COMFORT COVE-NEWSTEAD, N.L. — With a cluster of 44 COVID-19 cases in central Newfoundland, Comfort Cove-Newstead, Mayor Peter Watkins says it’s probably time locals stop calling the disease the “townie flu.”
“You’ve got to call it the world flu now,” Watkins said in a phone interview Tuesday.
Though he was making a joke, Watkins is well aware a growing cluster of COVID-19 cases in his region is nothing to chuckle about. And he said the people in his town are taking it seriously, too. “Everybody is just taking care in what they’re doing,” he said. “It just came out of the blue.”
While COVID-19 is not caused by the influenza virus, the term “townie flu” has been used by people outside St. John’s after the province’s two largest COVID-19 outbreaks occurred in the capital region. But case numbers have recently begun to pile up outside St. John’s or “beyond the overpass,” as locals say.
Public health officials reported 11 new infections in the province Tuesday and one presumed infection, which will be confirmed by testing. All are connected to the central Newfoundland cluster, which now involves 44 cases, according to a news release from the Health Department. More than half the province’s 93 active reported COVID-19 infections are in the central Newfoundland region, the department added.
There have been a few other small, single-digit clusters in rural towns on the island, but this is the first time public health has stepped in to shut down such a large part of the province outside St. John’s to curb an outbreak.
Since Monday, a swath of central Newfoundland spanning about 170 kilometres from Gambo, N.L., to Badger, N.L., has been under heightened public health restrictions. Essential stores can open at a reduced capacity, schools are closed for a few days and in-person dining is forbidden.
Comfort Cove-Newstead lies in the affected area, and Watkins said while there are no cases in the town, people there are happy to follow the rules. Statistics Canada data shows more than half of the 400 people living there are over 50, and Watkins said they’ve been cautious since the pandemic first emerged.
The town’s two main employers — a mink farm and a Notre Dame Seafoods fish plant — take employees’ temperatures and test them for COVID-19 when they arrive each day, Watkins said. In the rest of the town, people have accepted they can’t socialize much in person.
“People are talking to each other over the phone or by their computers,” Watkins said.

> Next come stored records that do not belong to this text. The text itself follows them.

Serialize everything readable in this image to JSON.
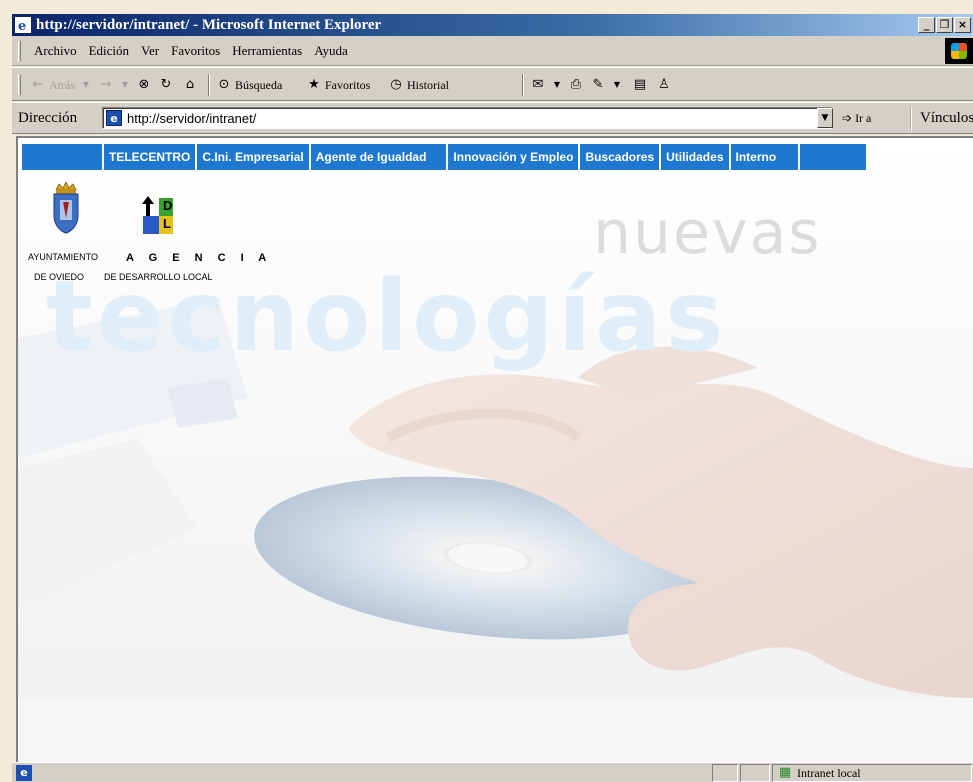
{
  "window": {
    "title": "http://servidor/intranet/ - Microsoft Internet Explorer"
  },
  "menu": [
    "Archivo",
    "Edición",
    "Ver",
    "Favoritos",
    "Herramientas",
    "Ayuda"
  ],
  "toolbar": {
    "back": "Atrás",
    "search": "Búsqueda",
    "favorites": "Favoritos",
    "history": "Historial"
  },
  "address": {
    "label": "Dirección",
    "url": "http://servidor/intranet/",
    "go": "Ir a",
    "links": "Vínculos"
  },
  "nav": [
    "TELECENTRO",
    "C.Ini. Empresarial",
    "Agente de Igualdad",
    "Innovación y Empleo",
    "Buscadores",
    "Utilidades",
    "Interno"
  ],
  "logos": {
    "ayuntamiento_line1": "AYUNTAMIENTO",
    "ayuntamiento_line2": "DE OVIEDO",
    "agencia_title": "A G E N C I A",
    "agencia_sub": "DE DESARROLLO LOCAL",
    "adl_letters": [
      "D",
      "L"
    ]
  },
  "hero": {
    "word1": "nuevas",
    "word2": "tecnologías"
  },
  "status": {
    "zone": "Intranet local"
  },
  "colors": {
    "nav_blue": "#1e78d2",
    "title_blue": "#0a246a"
  }
}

Residents are also taking advantage of the COVID-19 testing centres the province has set up in the area. Watkins said he drove to get a test at Lewisporte, N.L., over the weekend, about 30 kilometres south of Comfort Cove, and saw about 300 other cars lined up to do the same.
“Me and my wife and my son, we turned out negative,” he said.
The mayors in the affected region have regular calls together about the COVID-19 situation, which Watkins said has been a big help. “They wants me, they got to call me on my phone in the woods,” he cracked. “I’ll sit down on a stump and talk to them.”